At the time there was some doubt about her authenticity, with the novelist Lucienne Favre, writing:“It seems that in France, we love the Moors in all conditions. This is why there is an old Jewess, a former rabbi's wife, who masquerades as an Arab, and falsely tells stories about our race and our traditions. She thus earns a lot of money, she says."

== Legacy ==
Regardless of the situation that the novels were produced in, Rhaïs has an important place in Judeo-Maghrebian literature, as an early female Jewish-Algerian writer.
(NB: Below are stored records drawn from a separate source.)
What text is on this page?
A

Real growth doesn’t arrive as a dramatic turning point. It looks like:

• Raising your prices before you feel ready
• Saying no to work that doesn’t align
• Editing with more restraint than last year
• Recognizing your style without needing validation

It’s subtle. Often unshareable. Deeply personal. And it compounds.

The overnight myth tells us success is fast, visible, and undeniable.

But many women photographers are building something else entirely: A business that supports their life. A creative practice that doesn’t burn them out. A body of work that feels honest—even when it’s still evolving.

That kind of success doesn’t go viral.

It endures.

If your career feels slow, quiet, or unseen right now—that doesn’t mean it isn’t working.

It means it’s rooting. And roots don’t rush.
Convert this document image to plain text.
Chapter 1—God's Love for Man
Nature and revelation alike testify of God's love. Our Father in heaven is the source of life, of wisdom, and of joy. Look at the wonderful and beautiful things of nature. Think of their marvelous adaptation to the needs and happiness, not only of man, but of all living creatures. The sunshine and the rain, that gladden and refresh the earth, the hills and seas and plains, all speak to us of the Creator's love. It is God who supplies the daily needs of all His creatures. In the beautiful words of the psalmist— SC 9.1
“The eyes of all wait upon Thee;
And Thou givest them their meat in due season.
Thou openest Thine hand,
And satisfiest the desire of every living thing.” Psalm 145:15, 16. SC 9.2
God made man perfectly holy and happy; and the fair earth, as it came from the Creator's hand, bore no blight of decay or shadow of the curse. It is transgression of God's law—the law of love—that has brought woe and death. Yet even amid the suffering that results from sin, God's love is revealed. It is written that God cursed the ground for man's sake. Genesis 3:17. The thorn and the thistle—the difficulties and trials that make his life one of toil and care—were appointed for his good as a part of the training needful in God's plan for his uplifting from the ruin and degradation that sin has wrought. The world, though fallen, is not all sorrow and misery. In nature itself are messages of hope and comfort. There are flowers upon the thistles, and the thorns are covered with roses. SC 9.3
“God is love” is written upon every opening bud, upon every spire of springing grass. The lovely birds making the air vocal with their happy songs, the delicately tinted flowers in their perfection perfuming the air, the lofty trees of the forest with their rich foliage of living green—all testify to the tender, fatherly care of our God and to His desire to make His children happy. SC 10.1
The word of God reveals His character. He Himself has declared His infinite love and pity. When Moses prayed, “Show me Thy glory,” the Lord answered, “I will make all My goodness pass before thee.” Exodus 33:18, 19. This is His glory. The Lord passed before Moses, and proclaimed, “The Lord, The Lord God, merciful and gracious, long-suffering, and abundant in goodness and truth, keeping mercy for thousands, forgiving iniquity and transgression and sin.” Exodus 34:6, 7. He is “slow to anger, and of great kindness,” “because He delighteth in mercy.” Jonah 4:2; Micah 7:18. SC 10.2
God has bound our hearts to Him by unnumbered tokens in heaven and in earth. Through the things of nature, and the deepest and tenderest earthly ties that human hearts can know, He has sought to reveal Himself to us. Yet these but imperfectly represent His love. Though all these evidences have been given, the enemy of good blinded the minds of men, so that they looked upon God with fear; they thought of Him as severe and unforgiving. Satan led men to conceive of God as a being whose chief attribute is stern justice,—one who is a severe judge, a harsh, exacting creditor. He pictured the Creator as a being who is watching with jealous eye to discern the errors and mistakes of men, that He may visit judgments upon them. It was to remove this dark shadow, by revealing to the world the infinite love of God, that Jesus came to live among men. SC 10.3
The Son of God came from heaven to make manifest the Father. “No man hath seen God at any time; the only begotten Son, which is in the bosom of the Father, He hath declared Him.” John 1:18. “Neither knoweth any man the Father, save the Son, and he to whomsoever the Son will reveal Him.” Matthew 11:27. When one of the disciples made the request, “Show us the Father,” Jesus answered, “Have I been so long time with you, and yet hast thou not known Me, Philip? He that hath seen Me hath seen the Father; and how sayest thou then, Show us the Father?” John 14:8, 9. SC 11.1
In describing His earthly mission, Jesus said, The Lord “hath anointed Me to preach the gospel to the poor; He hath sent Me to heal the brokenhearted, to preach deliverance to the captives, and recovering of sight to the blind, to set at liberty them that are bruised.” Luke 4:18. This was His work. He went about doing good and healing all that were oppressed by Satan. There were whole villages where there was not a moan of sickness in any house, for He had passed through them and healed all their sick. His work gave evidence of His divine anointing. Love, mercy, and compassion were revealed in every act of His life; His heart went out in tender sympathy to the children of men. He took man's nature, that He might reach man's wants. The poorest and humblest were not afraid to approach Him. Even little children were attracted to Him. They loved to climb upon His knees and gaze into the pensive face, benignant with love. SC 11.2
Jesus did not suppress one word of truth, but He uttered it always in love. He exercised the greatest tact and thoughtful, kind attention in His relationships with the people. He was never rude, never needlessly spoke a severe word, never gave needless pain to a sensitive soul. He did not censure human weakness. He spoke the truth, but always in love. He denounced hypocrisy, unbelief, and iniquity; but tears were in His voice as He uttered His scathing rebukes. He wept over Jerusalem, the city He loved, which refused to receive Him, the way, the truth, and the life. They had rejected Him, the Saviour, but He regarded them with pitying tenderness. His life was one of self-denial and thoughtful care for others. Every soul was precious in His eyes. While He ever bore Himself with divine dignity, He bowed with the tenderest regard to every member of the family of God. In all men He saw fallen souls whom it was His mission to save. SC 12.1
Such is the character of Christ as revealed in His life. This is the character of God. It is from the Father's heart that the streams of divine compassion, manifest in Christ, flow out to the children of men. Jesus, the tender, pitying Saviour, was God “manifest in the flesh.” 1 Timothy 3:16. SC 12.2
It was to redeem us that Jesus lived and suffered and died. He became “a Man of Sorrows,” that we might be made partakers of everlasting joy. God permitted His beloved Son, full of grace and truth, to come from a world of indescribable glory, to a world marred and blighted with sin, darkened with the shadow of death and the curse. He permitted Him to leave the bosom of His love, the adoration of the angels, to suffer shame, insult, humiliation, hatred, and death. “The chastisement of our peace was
However her life has continued to be a source of intrigue and fantasy in the media, due to the publication of the novel Elissa Rhaïs, un roman and the subsequent television production.

=== The Tabet Affair ===
In 1982, Paul Tabet, the son of Raoul Tabet, who was both the nephew and the lover of Rhaïs, published at Grasset a book in which he affirmed that his father confessed to him that he was the real author of the novels attributed to Rhaïs. This book caused a sensation in the media and Paul Tabet was interviewed by Bernard Pivot on Apostrophes on 7 May 1982. However, the majority of academic critics specializing in French-speaking Maghreb literature, consider Tabet's allegations to be unlikely. Denise Brahimi, writing in the introduction entitled Lire Elissa Rhaïs speaks of "a poor scandal".

The TV movie Le secret d'Elissa Rhaïs was filmed in 1993 by the director Jacques Otmezguine (fr), based on the book by Paul Tabet but in a romanticized way.